Cuando las jerarquías del Vaticano juzgaron, en su momento, a Galileo por lo que se consideraba una herejía astronómica, hubo quien dijo que lo importante no era saber lo que había en el cielo sino cómo llegar hasta él, en sentido teológico naturalmente. En ese entonces gran parte de la opinión pública del siglo XVII estaba de acuerdo con los postulados católicos mientras que sólo unos pocos científicos compartían las ideas de Galilei. Casi siempre es así: la historia real, la que cuenta y cambia es la que transforman y encarnan unos pocos y atrevidos individuos, en tanto que la masa, el pueblo, la gente es por lo general conservadora.

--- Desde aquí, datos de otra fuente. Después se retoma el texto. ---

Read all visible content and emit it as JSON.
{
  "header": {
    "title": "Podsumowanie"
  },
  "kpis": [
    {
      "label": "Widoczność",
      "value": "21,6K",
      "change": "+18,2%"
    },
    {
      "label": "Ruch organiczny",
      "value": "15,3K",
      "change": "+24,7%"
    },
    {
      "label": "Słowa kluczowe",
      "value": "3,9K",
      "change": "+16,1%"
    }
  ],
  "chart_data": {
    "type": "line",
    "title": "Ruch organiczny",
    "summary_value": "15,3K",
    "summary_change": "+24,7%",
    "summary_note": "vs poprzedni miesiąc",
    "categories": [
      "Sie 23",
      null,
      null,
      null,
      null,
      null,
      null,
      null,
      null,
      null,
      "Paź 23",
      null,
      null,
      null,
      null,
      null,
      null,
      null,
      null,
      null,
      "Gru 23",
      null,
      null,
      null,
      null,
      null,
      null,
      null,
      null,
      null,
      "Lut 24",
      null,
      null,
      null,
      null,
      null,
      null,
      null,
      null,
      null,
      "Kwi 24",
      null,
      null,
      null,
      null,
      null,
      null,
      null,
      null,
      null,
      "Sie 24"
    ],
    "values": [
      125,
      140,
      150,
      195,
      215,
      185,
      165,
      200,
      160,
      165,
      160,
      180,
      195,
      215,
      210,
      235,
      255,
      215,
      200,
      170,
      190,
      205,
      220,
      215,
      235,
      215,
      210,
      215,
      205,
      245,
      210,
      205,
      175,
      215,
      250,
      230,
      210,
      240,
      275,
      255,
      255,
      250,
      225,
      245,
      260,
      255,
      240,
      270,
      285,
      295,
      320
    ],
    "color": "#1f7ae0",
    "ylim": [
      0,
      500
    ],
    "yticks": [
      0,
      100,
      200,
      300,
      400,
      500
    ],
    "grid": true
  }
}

Pero ese panorama comenzó a cambiar cuando los científicos, a partir del mismo Renacimiento y más aún de la Enciclopedia, reemplazaron en autoridad moral y en saber a la casta de los sacerdotes. El retroceso ideológico, la credibilidad moral de la Iglesia cayó en picado tras la quema de Giordano Bruno y la condena a Galileo, caída que se continuó prácticamente hasta mediados del siglo pasado, en el que la obra del jesuita Teilhard de Chardin comenzó a lavar la cara de su institución, la cual, pese a ello, continuó desconfiando de los postulados evolucionistas y post-darwinianos del pensador francés.
Con Chardin se inicia un proceso aún débil de síntesis entre conciencia cristiana y ciencia profana, un remontar la corriente de la citada caída, y por ello no parece casual que sean ahora los jesuitas y luego el Papa quienes vuelven a hablar del cielo como lo hacían los gnósticos primitivos o el maestro Sweedemborg en el siglo XVIII: no se trata, la región aludida, de un espacio escenográfico, de un locus amoeneus lleno de angelotes ni de un espacio vacío cuajado de estrellas sino un estado de conciencia, libre y espiritual, al que puede accederse si nuestra conducta es la correcta.
De igual modo, el infierno nace en la encrucijada de nuestros errores, crímenes menores y mayores y torna irrespirable el aire al que accede nuestra nariz cuando nos empeñamos en retacear y emponzoñar el oxígeno ajeno. Es ciertamente loable que la Iglesia emplee un tono ´´psicológico´´ para hablar de temas cuyo monopolio detentó durante siglos, y que lo haga acusando recibo de los trabajos hechos, en las últimas décadas, por el psicoanálisis o la antropología cultural.
Introyectar otra vez el cielo es la mejor manera de aligerar el equipaje teológico cristiano en un período por otra parte tan necesitado de mensajes espirituales. Lo que vendrá después no lo sabemos, pero hay que agradecerle a este Papa, por lo demás tan reciente, que haya puesto sobre la mesa del creyente el pan de sus propias acciones, ciertamente dulce si son buenas y ácido y amargo si detestables. La moral, la ética ¿qué son después de todo sino una higiene avant la lettre? Ya están, en cierto modo, en el cielo, aquellos cuyo generoso corazón hace más digna de ser vivida la vida de todos y cada uno de nosotros.